Reheat: Gently on the stove with a splash of milk or stock; microwave works but stir every 30 seconds so it doesn’t sulk.
Variations and Substitutions
Swap whatever you want—sugar ↔ honey, soy sauce ↔ tamari, or skip steps and call it “deconstructed.” It still counts.
– Make it vegetarian: skip bacon and use veggie stock, plus a hit of smoked paprika for depth.
– Make it heartier: toss in cooked chicken or crumbled sausage.
– Dairy-free: use a creamy non-dairy milk and nutritional yeast for cheesiness.

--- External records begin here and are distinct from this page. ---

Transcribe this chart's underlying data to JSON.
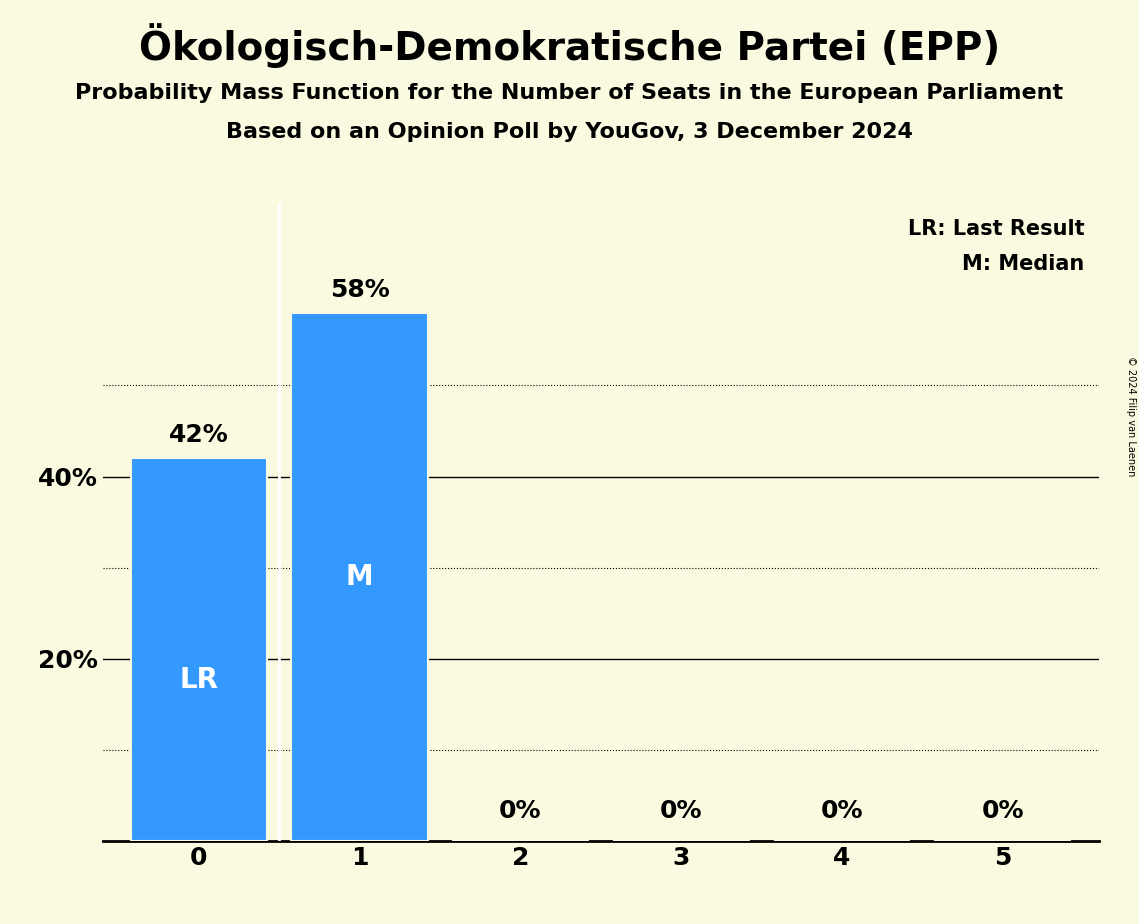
{
  "title": "Ökologisch-Demokratische Partei (EPP)",
  "subtitle1": "Probability Mass Function for the Number of Seats in the European Parliament",
  "subtitle2": "Based on an Opinion Poll by YouGov, 3 December 2024",
  "copyright": "© 2024 Filip van Laenen",
  "categories": [
    0,
    1,
    2,
    3,
    4,
    5
  ],
  "values": [
    0.42,
    0.58,
    0.0,
    0.0,
    0.0,
    0.0
  ],
  "bar_color": "#3399FF",
  "bar_labels": [
    "42%",
    "58%",
    "0%",
    "0%",
    "0%",
    "0%"
  ],
  "last_result_bar": 0,
  "median_bar": 1,
  "lr_label": "LR",
  "m_label": "M",
  "legend_text1": "LR: Last Result",
  "legend_text2": "M: Median",
  "background_color": "#FAFAE0",
  "ylim": [
    0,
    0.7
  ],
  "solid_yticks": [
    0.2,
    0.4
  ],
  "dotted_yticks": [
    0.1,
    0.3,
    0.5
  ],
  "title_fontsize": 28,
  "subtitle_fontsize": 16,
  "axis_label_fontsize": 18,
  "bar_label_fontsize": 18,
  "legend_fontsize": 15,
  "white_label_fontsize": 20
}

It’s a vibe.
Frequently Asked Questions

Delish Loaded Broccoli Cheese Potato Soup
Ingredients
Main Ingredients
- 3 cup Broccoli florets Fresh or frozen
- 4 large Potatoes Peeled and diced
- 1 cup Cheddar cheese Shredded
- 4 cup Vegetable broth
- 1 cup Heavy cream
Instructions
Preparation Steps
- In a large pot, combine the vegetable broth, potatoes, and broccoli. Bring to a boil over medium heat.
- Reduce heat and simmer for about 20 minutes until the vegetables are tender.
- Using an immersion blender, blend the soup until smooth.
- Stir in the heavy cream and cheese, cooking until the cheese is melted.